Я спешился, бросил кому-то поводья, с трудом открыл разбухшую дверь.
Привычные декорации: тяжёлые бревна стен, блестящий от копоти потолок, грубый стол посредине. Только на нарах роскошная черно-багровая шкура, и на столе не лучина, а саккарский светильник-ладья.
Тубар не встал мне навстречу – только чуть отодвинулся от стола и подчёркнуто уронил ладонь на рукоятку сабли.
Я поклонился.
– Приветствую вас, доблестный тавел.
– И я вас, биил…
– Бэрсар.
– Известная фамилия.
– Я не делаю ей чести.
– Что же так?
– Я – первый бунтовщик среди Бэрсаров.
Он хмуро поглядел на меня, пожал плечами и приказал:
– Раздевайтесь!
Вовремя, потому что я был озадачен.

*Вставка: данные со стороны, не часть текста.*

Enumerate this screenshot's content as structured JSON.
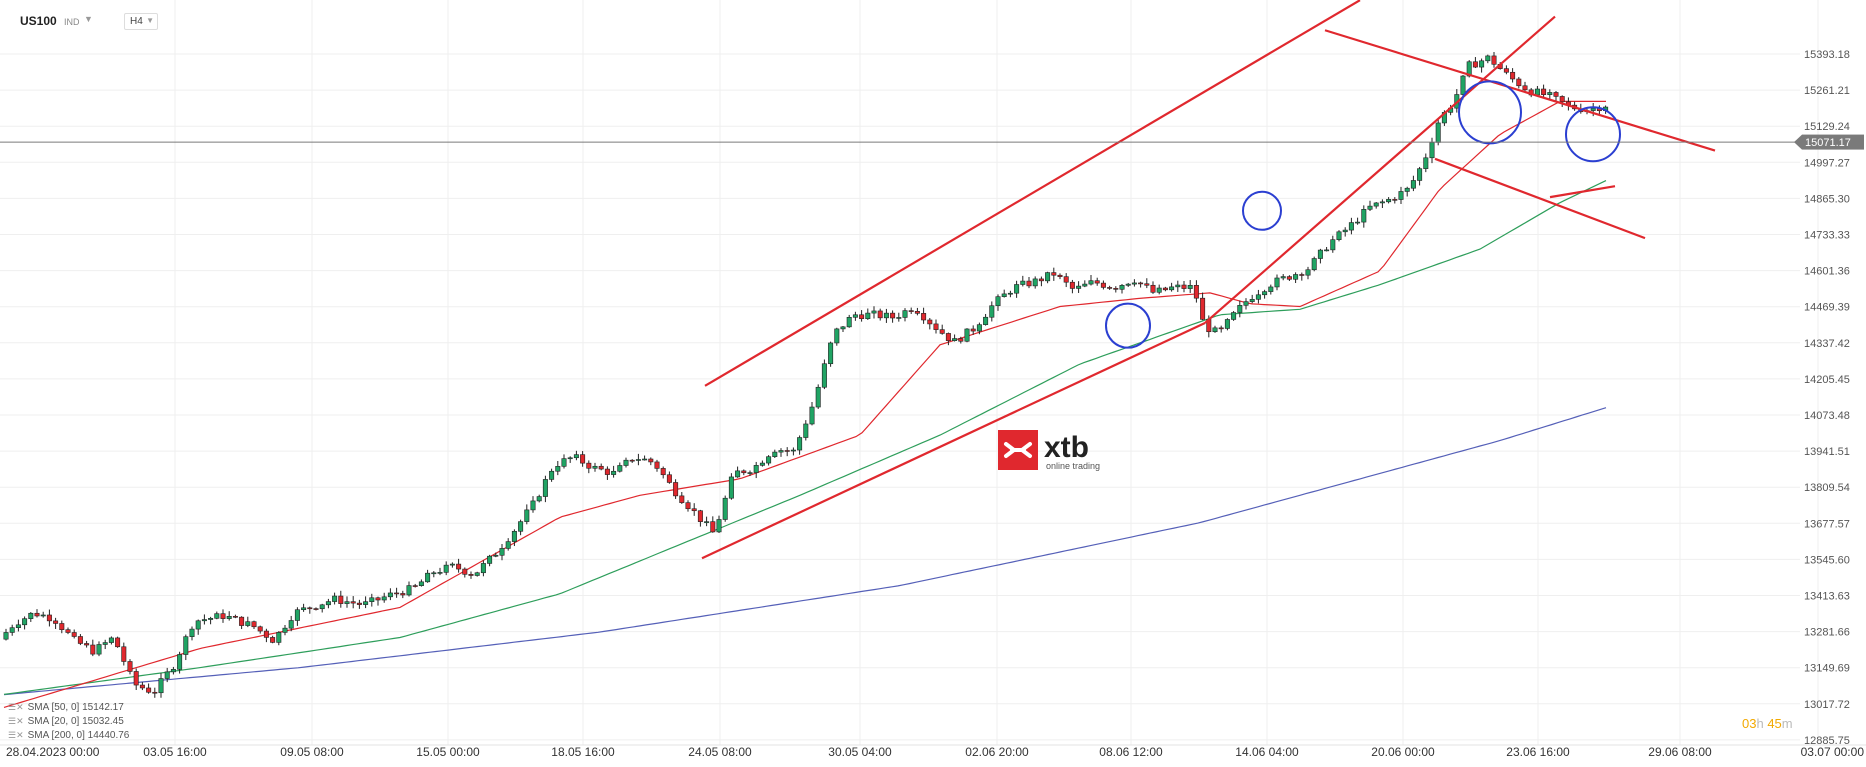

Что-то тут было не то. Если Тубар сам тайно приехал на эту встречу, почему он так осторожен? И я неторопливо – много дольше, чем надо – снимал сатар, куда его деть, и, наконец, кинул на нары в стороне от роскошной шкуры. Отправил тапас, пригладил волосы и спокойно встал перед Тубаром.

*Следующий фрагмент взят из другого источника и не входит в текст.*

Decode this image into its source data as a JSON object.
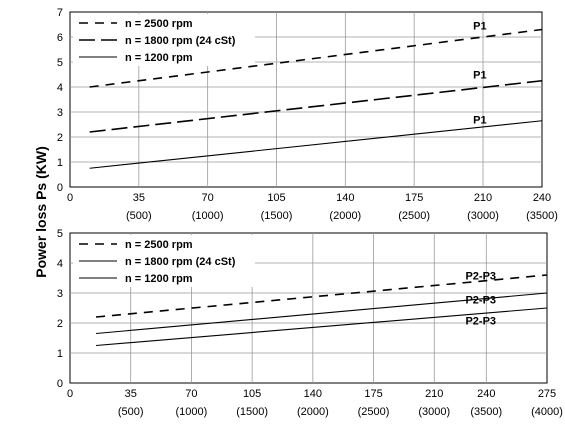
{
  "ylabel": "Power loss Ps (KW)",
  "chart_data": [
    {
      "type": "line",
      "xlim": [
        0,
        240
      ],
      "ylim": [
        0,
        7
      ],
      "x_ticks": [
        "0",
        "35",
        "70",
        "105",
        "140",
        "175",
        "210",
        "240"
      ],
      "x_ticks_secondary": [
        "(500)",
        "(1000)",
        "(1500)",
        "(2000)",
        "(2500)",
        "(3000)",
        "(3500)"
      ],
      "y_ticks": [
        "0",
        "1",
        "2",
        "3",
        "4",
        "5",
        "6",
        "7"
      ],
      "grid": true,
      "legend_position": "top-left",
      "series": [
        {
          "name": "n = 2500 rpm",
          "style": "dashed",
          "x": [
            10,
            240
          ],
          "y": [
            4.0,
            6.3
          ]
        },
        {
          "name": "n = 1800 rpm (24 cSt)",
          "style": "dashed-long",
          "x": [
            10,
            240
          ],
          "y": [
            2.2,
            4.25
          ]
        },
        {
          "name": "n = 1200 rpm",
          "style": "solid",
          "x": [
            10,
            240
          ],
          "y": [
            0.75,
            2.65
          ]
        }
      ],
      "annotations": [
        {
          "text": "P1",
          "x": 205,
          "y": 6.3
        },
        {
          "text": "P1",
          "x": 205,
          "y": 4.35
        },
        {
          "text": "P1",
          "x": 205,
          "y": 2.55
        }
      ]
    },
    {
      "type": "line",
      "xlim": [
        0,
        275
      ],
      "ylim": [
        0,
        5
      ],
      "x_ticks": [
        "0",
        "35",
        "70",
        "105",
        "140",
        "175",
        "210",
        "240",
        "275"
      ],
      "x_ticks_secondary": [
        "(500)",
        "(1000)",
        "(1500)",
        "(2000)",
        "(2500)",
        "(3000)",
        "(3500)",
        "(4000)"
      ],
      "y_ticks": [
        "0",
        "1",
        "2",
        "3",
        "4",
        "5"
      ],
      "grid": true,
      "legend_position": "top-left",
      "series": [
        {
          "name": "n = 2500 rpm",
          "style": "dashed",
          "x": [
            15,
            275
          ],
          "y": [
            2.2,
            3.6
          ]
        },
        {
          "name": "n = 1800 rpm (24 cSt)",
          "style": "solid",
          "x": [
            15,
            275
          ],
          "y": [
            1.65,
            3.0
          ]
        },
        {
          "name": "n = 1200 rpm",
          "style": "solid",
          "x": [
            15,
            275
          ],
          "y": [
            1.25,
            2.5
          ]
        }
      ],
      "annotations": [
        {
          "text": "P2-P3",
          "x": 228,
          "y": 3.45
        },
        {
          "text": "P2-P3",
          "x": 228,
          "y": 2.65
        },
        {
          "text": "P2-P3",
          "x": 228,
          "y": 1.95
        }
      ]
    }
  ]
}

Он зорко разглядывал меня небольшими тёмными глазами. Совсем простое лицо – лицо старого охотника или солдата: обветренное, с жёсткими морщинами, с щетинистой седоватой бородкой.
– Садитесь, – велел он, наконец, и я с удовольствием сел, а Тубар все молчал, сверлил меня взглядом, и его молчание уже попахивало угрозой. Мне стало легче, когда он заговорил:
– Я ждал Калата.
– И в лесу есть глаза, – сказал я спокойно. – Огил не хотел бы вам повредить.
– А вы?
– А я никогда не бывал в Лагаре.
Он усмехнулся.
– Так чего ему от меня надо?
– От вас? Ничего.
Тубар нахмурился и положил на стол руки. Руки тоже были плебейские: большие, красные, с короткими пальцами.
– А какого черта я сюда перса?
– Не сочтите за дерзость, славный тавел, но я хотел бы, чтобы вы позволили мне говорить.
Он кивнул.
– Не мне объяснять вам, доблестный тавел, какое бедствие для наших стран эта война…
– Вот как заговорили, когда я вас прижал!
– Нас? По-моему, это же, – слово в слово! – Огил вам говорил ещё на улице святого Уларта!